7. Reflections and Insights on Scenario Adaptation
Implementing the APP keep-alive function on the Forlinx OK3576-C (RK3576) platform running Android 14 has provided developers with a deeper understanding of system service customization for embedded Android platforms. There is a fundamental difference between embedded platforms and consumer-grade Android devices:
Key differences between embedded platforms and consumer-grade Android devices:
Industrial Requirements: Higher demands for stability and continuity of background processes compared to consumer scenarios; core operations must not be interrupted.
Native System Limitations: Android's process management mechanism prioritizes resource optimization, which cannot fully meet the specific needs of industrial scenarios.
Core Solution: Custom development of an independent, system-level keep-alive monitoring service through low-level system services.
Design Advantages: The monitoring service starts automatically on boot, is decoupled from application processes, and ensures stability of the monitoring logic.

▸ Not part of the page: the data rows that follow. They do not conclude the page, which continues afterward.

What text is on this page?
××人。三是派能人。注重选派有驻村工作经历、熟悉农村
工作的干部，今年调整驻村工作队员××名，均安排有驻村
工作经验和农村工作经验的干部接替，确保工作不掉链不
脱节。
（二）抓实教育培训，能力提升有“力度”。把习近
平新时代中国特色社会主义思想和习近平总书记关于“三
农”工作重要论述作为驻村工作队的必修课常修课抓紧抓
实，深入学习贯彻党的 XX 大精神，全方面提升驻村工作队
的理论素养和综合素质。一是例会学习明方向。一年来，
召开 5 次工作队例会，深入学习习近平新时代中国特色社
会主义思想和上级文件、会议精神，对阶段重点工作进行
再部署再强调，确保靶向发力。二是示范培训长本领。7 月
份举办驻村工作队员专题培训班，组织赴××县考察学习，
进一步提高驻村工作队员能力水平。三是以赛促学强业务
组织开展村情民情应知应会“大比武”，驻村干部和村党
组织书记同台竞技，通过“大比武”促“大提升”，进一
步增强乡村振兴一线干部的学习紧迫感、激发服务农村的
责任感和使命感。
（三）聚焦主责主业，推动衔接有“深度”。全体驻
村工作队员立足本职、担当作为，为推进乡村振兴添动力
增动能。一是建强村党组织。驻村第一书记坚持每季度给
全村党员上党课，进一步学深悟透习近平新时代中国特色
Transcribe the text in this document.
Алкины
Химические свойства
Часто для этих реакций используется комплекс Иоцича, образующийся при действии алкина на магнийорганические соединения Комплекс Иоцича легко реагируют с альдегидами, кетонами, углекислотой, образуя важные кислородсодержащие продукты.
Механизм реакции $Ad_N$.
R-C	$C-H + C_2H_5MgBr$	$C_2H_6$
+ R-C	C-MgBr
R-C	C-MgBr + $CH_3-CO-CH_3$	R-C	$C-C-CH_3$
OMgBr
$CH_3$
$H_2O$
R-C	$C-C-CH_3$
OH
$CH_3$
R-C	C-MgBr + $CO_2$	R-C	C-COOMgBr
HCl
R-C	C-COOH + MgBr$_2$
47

8. Areas for Optimization and Functional Expansion Suggestions
While the current keep-alive solution generally meets the core needs of industrial scenarios, there is one area that requires optimization. Specifically, processes that are included in the whitelist do not start automatically upon boot. Developers need to manually launch the test application for the first time before the monitoring service begins status detection and restart operations.
To enable automatic startup for whitelisted processes at boot, the constructor of the WhiteAppProcessListManagerService could be modified to directly launch these processes via an Intent, similar to the method used by the monitoring service to start processes. This change would create a fully automated workflow of "start on boot, restart on exception."
Expansion Suggestion: If there is a need for flexible control over the whitelist at the application layer—such as dynamically adding or removing keep-alive processes—the management class for the whitelist system service could be packaged as a JAR interface to facilitate external calling capabilities. However, from a system stability perspective, this modification is not recommended. Industrial-grade embedded devices have extremely high demands for system stability, and dynamic modifications to the whitelist could introduce risks, such as process management issues and excessive consumption of system resources.
9. Summary
The Core Value of Embedded Development
Embedded development focuses on tailoring systems and hardware to meet specific business needs. This APP keep-alive solution is a customized adaptation of Android process management system, designed to fulfill the critical requirement of maintaining continuous background processes for device monitoring and data collection in industrial scenarios.
In embedded development, native systems often offer only generalized functions and mechanisms, which may not fully address the unique and specific requirements of different industries. As a result, developers need to have a deep understanding of both the hardware platform and low-level system logic. This knowledge enables them to engage in customized development that effectively tackles real-world business challenges.